Embora nenhuma destas descobertas tenha, ainda, sido independentemente certificada (estimativas até à data são baseadas em análises internas das empresas), não há dúvida de que vastas quantidades comercialmente viáveis de gás natural existem na Bacia do Rovuma.

Contratos de venda

Dada a escala de investimento necessário, o LNG é, normalmente, vendido através de acordos de longo prazo, firmados antes do início da construção. Relatórios sugerem negociações preliminares, em curso, com empresas japonesas. E, como não é tomada nenhuma decisão final de investimento com base em análises internas das empresas sobre as reservas, estudos independentes dos dados dos campos de gás também serão encomendados.

Outras duas frentes de negociações estão também em curso. Primeiro, de acordo com a Lei do Petróleo, em vigor em Moçambique, se uma reserva de gás atravessa os limites de uma concessão, conforme acontece na bacia do Rovuma, as empresas deverão negociar um acordo de utilização, estabelecendo os termos para o desenvolvimento comum de plantas de LNG.

A Anadarko e a ENI deram um passo nesta direcção, negociando um acordo-quadro, em Dezembro de 2012. Mas isto marca o início e não o fim de sérias negociações. Segundo, são necessárias extensas negociações com o Governo sobre os termos da produção de LNG, uma abordagem não prevista nos Contratos de Concessão de Pesquisa e Produção (EPCC).

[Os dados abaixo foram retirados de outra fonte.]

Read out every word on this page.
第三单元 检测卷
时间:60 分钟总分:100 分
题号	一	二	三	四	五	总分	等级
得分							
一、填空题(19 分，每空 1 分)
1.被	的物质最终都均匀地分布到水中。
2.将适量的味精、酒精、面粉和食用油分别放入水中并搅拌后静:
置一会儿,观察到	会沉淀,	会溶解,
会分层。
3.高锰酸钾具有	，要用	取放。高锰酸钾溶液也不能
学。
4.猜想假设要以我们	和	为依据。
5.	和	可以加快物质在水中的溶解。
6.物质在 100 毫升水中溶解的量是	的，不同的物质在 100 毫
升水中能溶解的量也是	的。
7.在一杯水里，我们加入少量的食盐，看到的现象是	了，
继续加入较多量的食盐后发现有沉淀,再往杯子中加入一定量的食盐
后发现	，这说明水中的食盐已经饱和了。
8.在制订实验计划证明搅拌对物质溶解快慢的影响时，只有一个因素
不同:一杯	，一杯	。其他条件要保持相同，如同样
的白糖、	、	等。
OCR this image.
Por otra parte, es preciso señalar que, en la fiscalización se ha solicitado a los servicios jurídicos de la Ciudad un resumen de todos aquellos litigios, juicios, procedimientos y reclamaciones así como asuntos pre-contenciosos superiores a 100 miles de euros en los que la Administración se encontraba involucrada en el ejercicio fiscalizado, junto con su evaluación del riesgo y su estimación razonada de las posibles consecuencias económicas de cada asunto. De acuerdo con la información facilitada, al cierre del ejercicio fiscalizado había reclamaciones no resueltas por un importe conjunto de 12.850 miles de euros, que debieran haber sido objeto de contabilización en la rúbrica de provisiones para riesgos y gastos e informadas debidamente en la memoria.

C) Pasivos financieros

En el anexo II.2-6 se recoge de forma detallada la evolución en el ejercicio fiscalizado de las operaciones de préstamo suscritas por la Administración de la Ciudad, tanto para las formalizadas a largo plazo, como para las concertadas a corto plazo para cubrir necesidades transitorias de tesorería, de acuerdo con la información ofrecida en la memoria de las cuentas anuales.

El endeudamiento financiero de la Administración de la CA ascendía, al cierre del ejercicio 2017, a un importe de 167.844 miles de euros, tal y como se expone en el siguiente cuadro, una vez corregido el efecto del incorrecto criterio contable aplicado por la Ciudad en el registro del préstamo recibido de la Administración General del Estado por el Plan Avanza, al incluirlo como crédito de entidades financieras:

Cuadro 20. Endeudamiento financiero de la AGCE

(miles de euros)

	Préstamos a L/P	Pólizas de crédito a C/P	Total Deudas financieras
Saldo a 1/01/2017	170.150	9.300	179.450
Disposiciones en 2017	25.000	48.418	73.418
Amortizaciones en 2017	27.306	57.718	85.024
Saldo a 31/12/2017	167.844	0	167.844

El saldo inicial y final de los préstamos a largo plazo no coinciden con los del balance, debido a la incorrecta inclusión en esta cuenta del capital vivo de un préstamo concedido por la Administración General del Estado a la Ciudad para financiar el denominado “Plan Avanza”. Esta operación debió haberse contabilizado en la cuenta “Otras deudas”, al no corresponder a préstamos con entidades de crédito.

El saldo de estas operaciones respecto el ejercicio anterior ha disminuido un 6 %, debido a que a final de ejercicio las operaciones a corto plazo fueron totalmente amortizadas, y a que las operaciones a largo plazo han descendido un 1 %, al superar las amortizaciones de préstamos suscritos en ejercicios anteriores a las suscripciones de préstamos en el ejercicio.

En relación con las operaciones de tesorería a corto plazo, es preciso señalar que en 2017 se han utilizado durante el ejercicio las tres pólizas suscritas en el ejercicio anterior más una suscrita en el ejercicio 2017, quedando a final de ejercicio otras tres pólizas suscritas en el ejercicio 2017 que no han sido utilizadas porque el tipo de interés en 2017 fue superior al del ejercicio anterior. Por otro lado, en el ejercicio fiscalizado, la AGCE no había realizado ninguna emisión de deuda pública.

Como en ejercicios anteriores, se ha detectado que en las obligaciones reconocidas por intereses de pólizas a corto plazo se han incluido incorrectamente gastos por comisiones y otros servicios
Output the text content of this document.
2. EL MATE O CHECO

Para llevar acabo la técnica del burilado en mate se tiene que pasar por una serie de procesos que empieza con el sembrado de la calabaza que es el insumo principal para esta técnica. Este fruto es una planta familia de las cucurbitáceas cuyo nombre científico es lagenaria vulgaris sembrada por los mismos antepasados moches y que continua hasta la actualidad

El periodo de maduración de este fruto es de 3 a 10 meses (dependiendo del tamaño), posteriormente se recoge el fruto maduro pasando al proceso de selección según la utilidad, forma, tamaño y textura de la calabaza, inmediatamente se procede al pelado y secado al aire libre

A Lei do Petróleo revista, agora à espera de uma aprovação parlamentar, estabelece o conceito de um “Contrato de Concessão de Infra-estrutura”. Este acordo, altamente complexo, também requer que as partes entrem em acordo.

Existe uma pressão significativa para agir rapidamente, particularmente para a assinatura de acordos de venda de LNG de longo prazo, na medida em que se espera que os preços venham a reduzir nos próximos anos. Mas a variedade e complexidade das questões torna improvável a tomada de decisões finais sobre o investimento.

Preços do gás da Bacia do Rovuma

As receitas do projecto serão determinadas pela quantidade de gás exportado, os custos de produção e o valor do gás. O mercado global de LNG está a atravessar mudanças profundas, tornando as projecções de preço cada vez mais difíceis do que o normal.

O gás natural é uma eficiente fonte de energia com uma queima relativamente limpa e a sua demanda está projectada para crescer de forma consistente, sobretudo na Ásia. A oferta é muito menos previsível.

A expansão massiva de LNG ocorreu, recentemente, em Qatar e alguns esforços similares estão em curso na Austrália. O chamado “gás natural não convencional” extraído através de fracturamento hidráulico, transformará os Estados Unidos da América, de um importador líquido num significativo exportador.

O preço de LNG tem sido, tradicionalmente, de base regional: uma região do Atlântico e uma do Pacífico. Preços extremamente baixos na região Atlântica poderão ter efeitos, em cadeia, sobre a região Pacífica, como os produtores norte-americanos olham para os mercados asiáticos.

“Será que a futura demanda irá ultrapassar a oferta?”, questiona o CIP. A Agência Internacional da Energia acredita que sim e prevê um aumento dos preços de LNG. Já o Banco Mundial apresenta conclusões muito diferentes, assumindo que a oferta cresce mais rapidamente do que a demanda e que os preços irão baixar.

As projecções de preços a longo prazo proporcionam um ponto de referência para o cálculo das receitas do Rovuma, mas o preço, que é o que conta, em última instância, é o que foi negociado nos acordos de venda, de longo prazo.

Se estes contratos são assinados com empresas japonesas, como é amplamente assumido, os preços serão comparados com os preços asiáticos do petróleo. A receita do Estado proveniente dos pagamentos de royalties e de partilha de produção será calculada sobre o valor do gás à entrada da planta de LNG que, por sua vez, será calculado tomando o preço de venda final, subtraindo o custo de processamento e transporte.